I suppose I hope you are no longer quagmired. Knowing it is very difficult to extricate oneself I would be pleasantly suprised to know you were safe and able to feel fairly well for a good space of time… You know, it simple but hardly adequate terms, “no longer depressed”. that doesn’t quite cover it. once you hit the sand it’s impossible to get it out of your socks, I know that for more sure than many things.

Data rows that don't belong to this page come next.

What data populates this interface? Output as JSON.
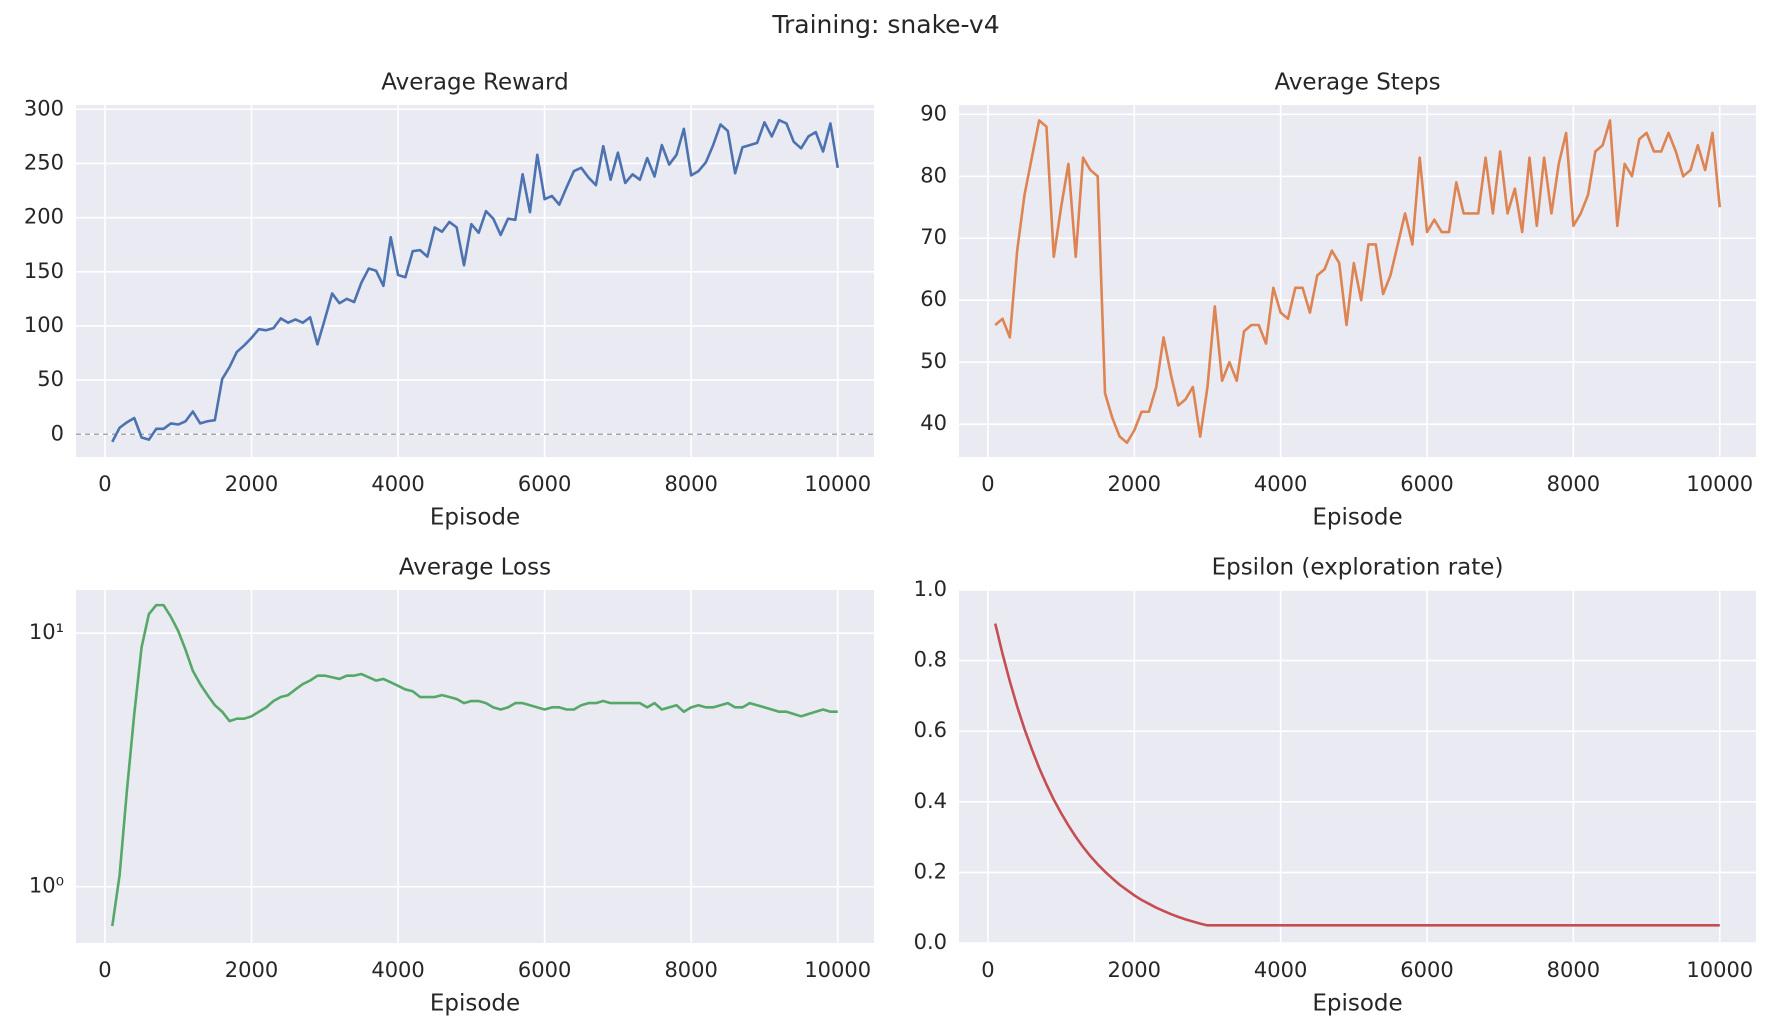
{
  "title": "Training: snake-v4",
  "chart_data": [
    {
      "type": "line",
      "title": "Average Reward",
      "x_label": "Episode",
      "x": [
        100,
        200,
        300,
        400,
        500,
        600,
        700,
        800,
        900,
        1000,
        1100,
        1200,
        1300,
        1400,
        1500,
        1600,
        1700,
        1800,
        1900,
        2000,
        2100,
        2200,
        2300,
        2400,
        2500,
        2600,
        2700,
        2800,
        2900,
        3000,
        3100,
        3200,
        3300,
        3400,
        3500,
        3600,
        3700,
        3800,
        3900,
        4000,
        4100,
        4200,
        4300,
        4400,
        4500,
        4600,
        4700,
        4800,
        4900,
        5000,
        5100,
        5200,
        5300,
        5400,
        5500,
        5600,
        5700,
        5800,
        5900,
        6000,
        6100,
        6200,
        6300,
        6400,
        6500,
        6600,
        6700,
        6800,
        6900,
        7000,
        7100,
        7200,
        7300,
        7400,
        7500,
        7600,
        7700,
        7800,
        7900,
        8000,
        8100,
        8200,
        8300,
        8400,
        8500,
        8600,
        8700,
        8800,
        8900,
        9000,
        9100,
        9200,
        9300,
        9400,
        9500,
        9600,
        9700,
        9800,
        9900,
        10000
      ],
      "series": [
        {
          "color": "#4c72b0",
          "values": [
            -7,
            6,
            11,
            15,
            -3,
            -5,
            5,
            5,
            10,
            9,
            12,
            21,
            10,
            12,
            13,
            51,
            62,
            76,
            82,
            89,
            97,
            96,
            98,
            107,
            103,
            106,
            103,
            108,
            83,
            106,
            130,
            121,
            125,
            122,
            140,
            153,
            151,
            137,
            182,
            147,
            145,
            169,
            170,
            164,
            191,
            187,
            196,
            191,
            156,
            194,
            186,
            206,
            199,
            184,
            199,
            198,
            240,
            205,
            258,
            217,
            220,
            212,
            228,
            243,
            246,
            237,
            230,
            266,
            235,
            260,
            232,
            240,
            235,
            255,
            238,
            267,
            249,
            258,
            282,
            239,
            243,
            251,
            267,
            286,
            280,
            241,
            265,
            267,
            269,
            288,
            275,
            290,
            287,
            270,
            264,
            275,
            279,
            261,
            287,
            246
          ]
        }
      ],
      "xlim": [
        -395,
        10495
      ],
      "xticks": [
        0,
        2000,
        4000,
        6000,
        8000,
        10000
      ],
      "ylim": [
        -21,
        304
      ],
      "yticks": [
        0,
        50,
        100,
        150,
        200,
        250,
        300
      ],
      "reference_line": 0,
      "grid": true
    },
    {
      "type": "line",
      "title": "Average Steps",
      "x_label": "Episode",
      "x": [
        100,
        200,
        300,
        400,
        500,
        600,
        700,
        800,
        900,
        1000,
        1100,
        1200,
        1300,
        1400,
        1500,
        1600,
        1700,
        1800,
        1900,
        2000,
        2100,
        2200,
        2300,
        2400,
        2500,
        2600,
        2700,
        2800,
        2900,
        3000,
        3100,
        3200,
        3300,
        3400,
        3500,
        3600,
        3700,
        3800,
        3900,
        4000,
        4100,
        4200,
        4300,
        4400,
        4500,
        4600,
        4700,
        4800,
        4900,
        5000,
        5100,
        5200,
        5300,
        5400,
        5500,
        5600,
        5700,
        5800,
        5900,
        6000,
        6100,
        6200,
        6300,
        6400,
        6500,
        6600,
        6700,
        6800,
        6900,
        7000,
        7100,
        7200,
        7300,
        7400,
        7500,
        7600,
        7700,
        7800,
        7900,
        8000,
        8100,
        8200,
        8300,
        8400,
        8500,
        8600,
        8700,
        8800,
        8900,
        9000,
        9100,
        9200,
        9300,
        9400,
        9500,
        9600,
        9700,
        9800,
        9900,
        10000
      ],
      "series": [
        {
          "color": "#dd8452",
          "values": [
            56,
            57,
            54,
            68,
            77,
            83,
            89,
            88,
            67,
            75,
            82,
            67,
            83,
            81,
            80,
            45,
            41,
            38,
            37,
            39,
            42,
            42,
            46,
            54,
            48,
            43,
            44,
            46,
            38,
            46,
            59,
            47,
            50,
            47,
            55,
            56,
            56,
            53,
            62,
            58,
            57,
            62,
            62,
            58,
            64,
            65,
            68,
            66,
            56,
            66,
            60,
            69,
            69,
            61,
            64,
            69,
            74,
            69,
            83,
            71,
            73,
            71,
            71,
            79,
            74,
            74,
            74,
            83,
            74,
            84,
            74,
            78,
            71,
            83,
            72,
            83,
            74,
            82,
            87,
            72,
            74,
            77,
            84,
            85,
            89,
            72,
            82,
            80,
            86,
            87,
            84,
            84,
            87,
            84,
            80,
            81,
            85,
            81,
            87,
            75
          ]
        }
      ],
      "xlim": [
        -395,
        10495
      ],
      "xticks": [
        0,
        2000,
        4000,
        6000,
        8000,
        10000
      ],
      "ylim": [
        34.7,
        91.5
      ],
      "yticks": [
        40,
        50,
        60,
        70,
        80,
        90
      ],
      "grid": true
    },
    {
      "type": "line",
      "title": "Average Loss",
      "x_label": "Episode",
      "log_y": true,
      "x": [
        100,
        200,
        300,
        400,
        500,
        600,
        700,
        800,
        900,
        1000,
        1100,
        1200,
        1300,
        1400,
        1500,
        1600,
        1700,
        1800,
        1900,
        2000,
        2100,
        2200,
        2300,
        2400,
        2500,
        2600,
        2700,
        2800,
        2900,
        3000,
        3100,
        3200,
        3300,
        3400,
        3500,
        3600,
        3700,
        3800,
        3900,
        4000,
        4100,
        4200,
        4300,
        4400,
        4500,
        4600,
        4700,
        4800,
        4900,
        5000,
        5100,
        5200,
        5300,
        5400,
        5500,
        5600,
        5700,
        5800,
        5900,
        6000,
        6100,
        6200,
        6300,
        6400,
        6500,
        6600,
        6700,
        6800,
        6900,
        7000,
        7100,
        7200,
        7300,
        7400,
        7500,
        7600,
        7700,
        7800,
        7900,
        8000,
        8100,
        8200,
        8300,
        8400,
        8500,
        8600,
        8700,
        8800,
        8900,
        9000,
        9100,
        9200,
        9300,
        9400,
        9500,
        9600,
        9700,
        9800,
        9900,
        10000
      ],
      "series": [
        {
          "color": "#55a868",
          "values": [
            0.7,
            1.11,
            2.4,
            4.8,
            8.8,
            11.9,
            12.9,
            12.9,
            11.6,
            10.2,
            8.6,
            7.1,
            6.3,
            5.7,
            5.2,
            4.9,
            4.5,
            4.6,
            4.6,
            4.7,
            4.9,
            5.1,
            5.4,
            5.6,
            5.7,
            6.0,
            6.3,
            6.5,
            6.8,
            6.8,
            6.7,
            6.6,
            6.8,
            6.8,
            6.9,
            6.7,
            6.5,
            6.6,
            6.4,
            6.2,
            6.0,
            5.9,
            5.6,
            5.6,
            5.6,
            5.7,
            5.6,
            5.5,
            5.3,
            5.4,
            5.4,
            5.3,
            5.1,
            5.0,
            5.1,
            5.3,
            5.3,
            5.2,
            5.1,
            5.0,
            5.1,
            5.1,
            5.0,
            5.0,
            5.2,
            5.3,
            5.3,
            5.4,
            5.3,
            5.3,
            5.3,
            5.3,
            5.3,
            5.1,
            5.3,
            5.0,
            5.1,
            5.2,
            4.9,
            5.1,
            5.2,
            5.1,
            5.1,
            5.2,
            5.3,
            5.1,
            5.1,
            5.3,
            5.2,
            5.1,
            5.0,
            4.9,
            4.9,
            4.8,
            4.7,
            4.8,
            4.9,
            5.0,
            4.9,
            4.9
          ]
        }
      ],
      "xlim": [
        -395,
        10495
      ],
      "xticks": [
        0,
        2000,
        4000,
        6000,
        8000,
        10000
      ],
      "ylim": [
        0.6,
        14.8
      ],
      "yticks": [
        {
          "value": 1,
          "label": "10⁰"
        },
        {
          "value": 10,
          "label": "10¹"
        }
      ],
      "grid": true
    },
    {
      "type": "line",
      "title": "Epsilon (exploration rate)",
      "x_label": "Episode",
      "x": [
        100,
        200,
        300,
        400,
        500,
        600,
        700,
        800,
        900,
        1000,
        1100,
        1200,
        1300,
        1400,
        1500,
        1600,
        1700,
        1800,
        1900,
        2000,
        2100,
        2200,
        2300,
        2400,
        2500,
        2600,
        2700,
        2800,
        2900,
        3000,
        3100,
        3200,
        3300,
        3400,
        3500,
        3600,
        3700,
        3800,
        3900,
        4000,
        4100,
        4200,
        4300,
        4400,
        4500,
        4600,
        4700,
        4800,
        4900,
        5000,
        5100,
        5200,
        5300,
        5400,
        5500,
        5600,
        5700,
        5800,
        5900,
        6000,
        6100,
        6200,
        6300,
        6400,
        6500,
        6600,
        6700,
        6800,
        6900,
        7000,
        7100,
        7200,
        7300,
        7400,
        7500,
        7600,
        7700,
        7800,
        7900,
        8000,
        8100,
        8200,
        8300,
        8400,
        8500,
        8600,
        8700,
        8800,
        8900,
        9000,
        9100,
        9200,
        9300,
        9400,
        9500,
        9600,
        9700,
        9800,
        9900,
        10000
      ],
      "series": [
        {
          "color": "#c44e52",
          "values": [
            0.905,
            0.819,
            0.741,
            0.67,
            0.606,
            0.549,
            0.496,
            0.449,
            0.406,
            0.368,
            0.333,
            0.301,
            0.272,
            0.246,
            0.223,
            0.202,
            0.183,
            0.165,
            0.15,
            0.135,
            0.122,
            0.111,
            0.1,
            0.091,
            0.082,
            0.074,
            0.067,
            0.061,
            0.055,
            0.05,
            0.05,
            0.05,
            0.05,
            0.05,
            0.05,
            0.05,
            0.05,
            0.05,
            0.05,
            0.05,
            0.05,
            0.05,
            0.05,
            0.05,
            0.05,
            0.05,
            0.05,
            0.05,
            0.05,
            0.05,
            0.05,
            0.05,
            0.05,
            0.05,
            0.05,
            0.05,
            0.05,
            0.05,
            0.05,
            0.05,
            0.05,
            0.05,
            0.05,
            0.05,
            0.05,
            0.05,
            0.05,
            0.05,
            0.05,
            0.05,
            0.05,
            0.05,
            0.05,
            0.05,
            0.05,
            0.05,
            0.05,
            0.05,
            0.05,
            0.05,
            0.05,
            0.05,
            0.05,
            0.05,
            0.05,
            0.05,
            0.05,
            0.05,
            0.05,
            0.05,
            0.05,
            0.05,
            0.05,
            0.05,
            0.05,
            0.05,
            0.05,
            0.05,
            0.05,
            0.05
          ]
        }
      ],
      "xlim": [
        -395,
        10495
      ],
      "xticks": [
        0,
        2000,
        4000,
        6000,
        8000,
        10000
      ],
      "ylim": [
        0,
        1
      ],
      "yticks": [
        {
          "value": 0,
          "label": "0.0"
        },
        0.2,
        0.4,
        0.6,
        0.8,
        {
          "value": 1,
          "label": "1.0"
        }
      ],
      "grid": true
    }
  ]
}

I wonder if you’ve ever had trouble moving. With motor functions. Not because of physical inhibitions but because you don’t want to move them, fingers no more than heavy steam. Wondering. Ho hum. I smell pancakes.
I suggest– RUN.
You can run with me if you like.
I’m not good company.
Just run, run run, until you can’t see what you are running from. or maybe you shoud punch it in the face? Too many metaphors, no one could understand this. ha ha. flat air.
Life is a fool’s game, or it can be if you don’t look it straight in the eye. That’s a bad way to play but… it’s the way I’m playing. for now.
Until I can look I’m not looking. Sensible? YUH. okay. NUH.
–>Never mind. I think I’m giving you just bad advice. I never want to think too hard lest I learn something I don’t want to. NOT a smart way to go. Best wishes.
I’m nobody. Who are you?
Are you– nobody– too?
so there’s two of us! Don’t tell
they’ll banish us, you know.
(poorly quoted Emily Dickinson)
PS I just realized how creepy this would sound if you can’t guess who I am. HEEEEE!!!